An interesting issue is whether these fun-related, ultra-independent approaches are actually fun, and whether they really help the development of independence. It is highly unlikely that any one human being will become independent by just being left to manage on his own. If the tutor does not create the necessary framework within which students will build up their independence, the probabilities are that some of them will begin to depend on their classmates or even their parents or a private teacher. As for having fun, it should be remembered that anything that is repeated as routine loses impact and appeal. Coming to class to have fun becomes boring.

The confusion between entertaining learning activities and just entertaining activities has reached such alarming levels that it is nowadays very difficult to make adolescents carry out tasks they find boring, which includes studying, for example. I have received bitter complaints about Cambridge examinations such as the First Certificate or the Cambridge Advanced English tests on the grounds that they are "boring". Some students have even mentioned this as the reason why they cannot pass these tests or why they are not willing to sit for them.

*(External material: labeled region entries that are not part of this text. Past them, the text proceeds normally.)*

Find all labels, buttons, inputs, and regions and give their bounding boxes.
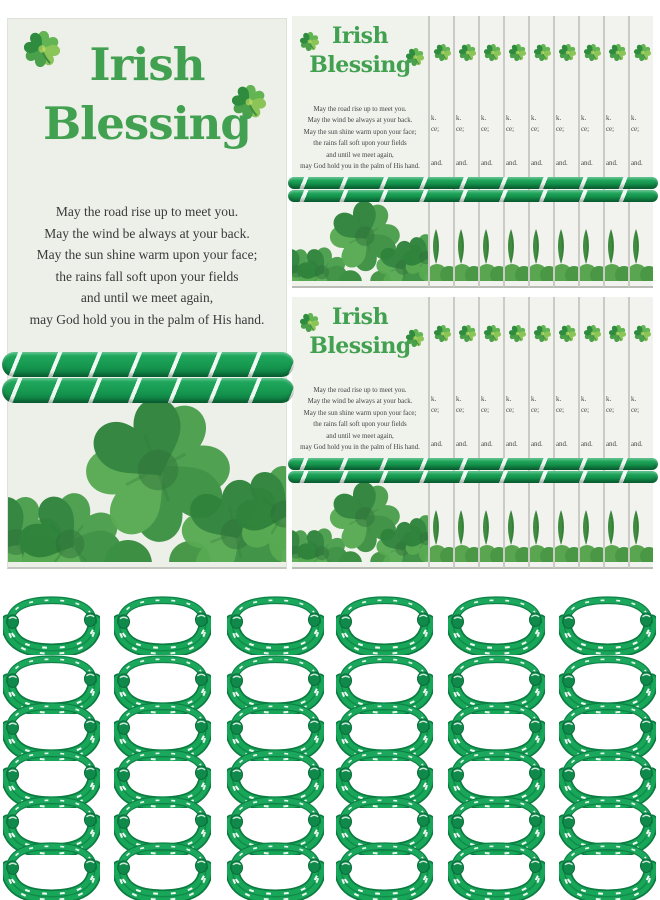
text-fragment: ce; bbox=[556, 407, 565, 414]
paracord-bracelet bbox=[114, 596, 211, 660]
shamrock-icon bbox=[484, 44, 501, 61]
text-fragment: k. bbox=[531, 396, 537, 403]
blessing-text bbox=[292, 104, 428, 172]
text-fragment: ce; bbox=[481, 407, 490, 414]
blessing-line: may God hold you in the palm of His hand. bbox=[29, 311, 265, 327]
watercolor-shamrocks-art bbox=[8, 392, 287, 562]
blessing-line: May the wind be always at your back. bbox=[44, 225, 250, 241]
bracelet bbox=[3, 842, 100, 900]
paracord-band bbox=[288, 177, 658, 202]
shamrock-icon bbox=[559, 44, 576, 61]
text-fragment: ce; bbox=[431, 407, 440, 414]
text-fragment: and. bbox=[506, 441, 518, 448]
stacked-card-edge bbox=[603, 16, 628, 288]
text-fragment: k. bbox=[556, 396, 562, 403]
blessing-line: the rains fall soft upon your fields bbox=[313, 140, 407, 148]
text-fragment: k. bbox=[581, 115, 587, 122]
stacked-card-edge bbox=[453, 297, 478, 569]
text-fragment: k. bbox=[456, 396, 462, 403]
bracelet bbox=[114, 842, 211, 900]
text-fragment: and. bbox=[606, 160, 618, 167]
card-title-line1: Irish bbox=[89, 38, 205, 91]
bracelet bbox=[448, 596, 545, 655]
paracord-band bbox=[288, 458, 658, 483]
bracelet bbox=[336, 842, 433, 900]
text-fragment: ce; bbox=[456, 407, 465, 414]
shamrock-icon bbox=[434, 44, 451, 61]
paracord-bracelet bbox=[3, 596, 100, 660]
stacked-card-edge bbox=[528, 297, 553, 569]
text-fragment: and. bbox=[531, 441, 543, 448]
text-fragment: k. bbox=[506, 396, 512, 403]
shamrock-icon bbox=[609, 325, 626, 342]
blessing-card-front bbox=[292, 16, 428, 288]
paracord-bracelet bbox=[114, 842, 211, 900]
blessing-card-large bbox=[7, 18, 287, 569]
stacked-card-edge bbox=[553, 16, 578, 288]
text-fragment: ce; bbox=[431, 126, 440, 133]
blessing-line: the rains fall soft upon your fields bbox=[55, 268, 239, 284]
shamrock-icon bbox=[609, 44, 626, 61]
bracelet bbox=[559, 842, 656, 900]
stacked-card-edge bbox=[553, 297, 578, 569]
blessing-line: May the road rise up to meet you. bbox=[55, 204, 239, 219]
shamrock-leaves-art bbox=[630, 510, 653, 562]
bracelet bbox=[336, 596, 433, 655]
blessing-line: and until we meet again, bbox=[326, 432, 394, 440]
blessing-text bbox=[292, 385, 428, 453]
stacked-card-edge bbox=[478, 16, 503, 288]
watercolor-shamrocks-art bbox=[292, 198, 428, 281]
text-fragment: ce; bbox=[556, 126, 565, 133]
paracord-bracelet bbox=[227, 842, 324, 900]
paracord-bracelet bbox=[448, 596, 545, 660]
text-fragment: k. bbox=[606, 396, 612, 403]
blessing-line: may God hold you in the palm of His hand. bbox=[300, 444, 420, 452]
blessing-line: May the road rise up to meet you. bbox=[313, 387, 407, 394]
stacked-card-edge bbox=[428, 16, 453, 288]
shamrock-icon bbox=[484, 325, 501, 342]
text-fragment: and. bbox=[606, 441, 618, 448]
shamrock-icon bbox=[634, 325, 651, 342]
bracelet bbox=[448, 842, 545, 900]
text-fragment: and. bbox=[431, 160, 443, 167]
text-fragment: k. bbox=[606, 115, 612, 122]
paracord-strand bbox=[288, 177, 658, 189]
stacked-card-edge bbox=[503, 297, 528, 569]
shamrock-leaves-art bbox=[555, 510, 578, 562]
blessing-card-front bbox=[292, 297, 428, 569]
watercolor-shamrocks-art bbox=[292, 479, 428, 562]
paracord-strand bbox=[288, 471, 658, 483]
shamrock-leaves-art bbox=[455, 229, 478, 281]
text-fragment: ce; bbox=[631, 126, 640, 133]
shamrock-leaves-art bbox=[430, 510, 453, 562]
text-fragment: and. bbox=[531, 160, 543, 167]
text-fragment: k. bbox=[531, 115, 537, 122]
blessing-line: May the wind be always at your back. bbox=[307, 117, 413, 125]
text-fragment: and. bbox=[556, 441, 568, 448]
card-title-line2: Blessing bbox=[43, 97, 251, 150]
blessing-line: May the road rise up to meet you. bbox=[313, 106, 407, 113]
text-fragment: ce; bbox=[531, 126, 540, 133]
shamrock-icon bbox=[534, 44, 551, 61]
shamrock-leaves-art bbox=[580, 510, 603, 562]
shamrock-icon bbox=[584, 325, 601, 342]
text-fragment: and. bbox=[481, 160, 493, 167]
text-fragment: ce; bbox=[581, 126, 590, 133]
text-fragment: and. bbox=[431, 441, 443, 448]
text-fragment: and. bbox=[456, 160, 468, 167]
text-fragment: ce; bbox=[631, 407, 640, 414]
text-fragment: and. bbox=[631, 441, 643, 448]
shamrock-leaves-art bbox=[605, 510, 628, 562]
stacked-card-edge bbox=[603, 297, 628, 569]
card-title: Irish Blessing bbox=[309, 304, 411, 359]
text-fragment: k. bbox=[631, 396, 637, 403]
text-fragment: ce; bbox=[506, 126, 515, 133]
paracord-band bbox=[2, 352, 294, 403]
bracelet bbox=[3, 596, 100, 655]
text-fragment: ce; bbox=[606, 407, 615, 414]
paracord-bracelet bbox=[3, 842, 100, 900]
shamrock-icon bbox=[459, 44, 476, 61]
stacked-card-edge bbox=[578, 16, 603, 288]
paracord-bracelet bbox=[559, 842, 656, 900]
paracord-bracelet bbox=[559, 596, 656, 660]
text-fragment: k. bbox=[506, 115, 512, 122]
shamrock-leaves-art bbox=[430, 229, 453, 281]
paracord-strand bbox=[288, 190, 658, 202]
shamrock-icon bbox=[584, 44, 601, 61]
text-fragment: ce; bbox=[456, 126, 465, 133]
shamrock-icon bbox=[559, 325, 576, 342]
shamrock-leaves-art bbox=[580, 229, 603, 281]
text-fragment: and. bbox=[581, 160, 593, 167]
shamrock-icon bbox=[509, 325, 526, 342]
shamrock-leaves-art bbox=[605, 229, 628, 281]
shamrock-leaves-art bbox=[480, 510, 503, 562]
card-title bbox=[8, 35, 286, 153]
stacked-card-edge bbox=[528, 16, 553, 288]
shamrock-leaves-art bbox=[455, 510, 478, 562]
text-fragment: k. bbox=[431, 396, 437, 403]
watercolor-shamrocks-art bbox=[8, 392, 287, 567]
text-fragment: ce; bbox=[581, 407, 590, 414]
text-fragment: and. bbox=[631, 160, 643, 167]
stacked-card-edge bbox=[478, 297, 503, 569]
text-fragment: ce; bbox=[481, 126, 490, 133]
text-fragment: k. bbox=[581, 396, 587, 403]
blessing-line: May the sun shine warm upon your face; bbox=[303, 128, 417, 136]
paracord-bracelet bbox=[227, 596, 324, 660]
text-fragment: ce; bbox=[606, 126, 615, 133]
paracord-strand bbox=[288, 458, 658, 470]
shamrock-leaves-art bbox=[530, 229, 553, 281]
blessing-line: May the sun shine warm upon your face; bbox=[36, 247, 258, 262]
shamrock-icon bbox=[634, 44, 651, 61]
stacked-card-edge bbox=[628, 297, 653, 569]
shamrock-leaves-art bbox=[555, 229, 578, 281]
text-fragment: k. bbox=[456, 115, 462, 122]
text-fragment: k. bbox=[481, 396, 487, 403]
shamrock-leaves-art bbox=[480, 229, 503, 281]
paracord-strand bbox=[2, 352, 294, 377]
text-fragment: k. bbox=[631, 115, 637, 122]
bracelet bbox=[227, 842, 324, 900]
shamrock-leaves-art bbox=[630, 229, 653, 281]
card-title: Irish Blessing bbox=[309, 23, 411, 78]
text-fragment: ce; bbox=[506, 407, 515, 414]
text-fragment: and. bbox=[581, 441, 593, 448]
shamrock-leaves-art bbox=[530, 510, 553, 562]
blessing-line: and until we meet again, bbox=[80, 290, 214, 305]
blessing-line: the rains fall soft upon your fields bbox=[313, 421, 407, 429]
text-fragment: k. bbox=[556, 115, 562, 122]
stacked-card-edge bbox=[453, 16, 478, 288]
text-fragment: k. bbox=[431, 115, 437, 122]
blessing-line: may God hold you in the palm of His hand. bbox=[300, 163, 420, 171]
bracelet bbox=[227, 596, 324, 655]
shamrock-icon bbox=[509, 44, 526, 61]
blessing-line: and until we meet again, bbox=[326, 151, 394, 159]
text-fragment: ce; bbox=[531, 407, 540, 414]
shamrock-leaves-art bbox=[505, 229, 528, 281]
text-fragment: and. bbox=[456, 441, 468, 448]
stacked-card-edge bbox=[428, 297, 453, 569]
bracelet bbox=[559, 596, 656, 655]
bracelet bbox=[114, 596, 211, 655]
paracord-bracelet bbox=[336, 842, 433, 900]
paracord-bracelet bbox=[336, 596, 433, 660]
text-fragment: and. bbox=[481, 441, 493, 448]
stacked-card-edge bbox=[628, 16, 653, 288]
text-fragment: k. bbox=[481, 115, 487, 122]
stacked-card-edge bbox=[578, 297, 603, 569]
shamrock-leaves-art bbox=[505, 510, 528, 562]
blessing-line: May the wind be always at your back. bbox=[307, 398, 413, 406]
text-fragment: and. bbox=[556, 160, 568, 167]
blessing-text bbox=[8, 201, 286, 330]
shamrock-icon bbox=[459, 325, 476, 342]
stacked-card-edge bbox=[503, 16, 528, 288]
paracord-bracelet bbox=[448, 842, 545, 900]
blessing-line: May the sun shine warm upon your face; bbox=[303, 409, 417, 417]
shamrock-icon bbox=[534, 325, 551, 342]
text-fragment: and. bbox=[506, 160, 518, 167]
shamrock-icon bbox=[434, 325, 451, 342]
paracord-strand bbox=[2, 378, 294, 403]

The distortion is clear: rather than thinking that passing tests is fun, students think they are justified in failing or refusing to take tests which are not fun.

One of the worst consequences of having misled adolescents in this way is that they have lost strength, stamina and perseverance. They are very independent but do not know what to do with their independence, and look apathetic and …. Bored! We have deprived them of challenges, of the capability for setting objectives for themselves and then planning and pursuing courses of action to achieve them. It is not true that having fun will make them better learners. Like a theatre audience, they will come to class to be entertained, and will switch off if the entertainment if of poor quality.

School should help people find their place in society. Unfortunately, having fun is not a concept most universities, enterprises or even show-business professionals would consider an end in itself. The development of thinking, responsible and hard-working individuals should be better preparation for adult life than the provision of entertainment.

Students should work independently, be allowed to pursue their own interests, help each other and assume responsibility for their learning, but the teacher has to be the leader, the person who is qualified to provide advice, help and guidance. A good, democratic leader is, by definition, the person who can lead a group to the achievement of their objectives while taking everybody's needs, interests and contributions into consideration. This broadly accepted definition of democratic leadership encompasses the concepts of consensus, tolerance and empathy. In this context, individuals should feel challenged and not disheartened by the prospect of working hard to attain their goals. Achievement is fun.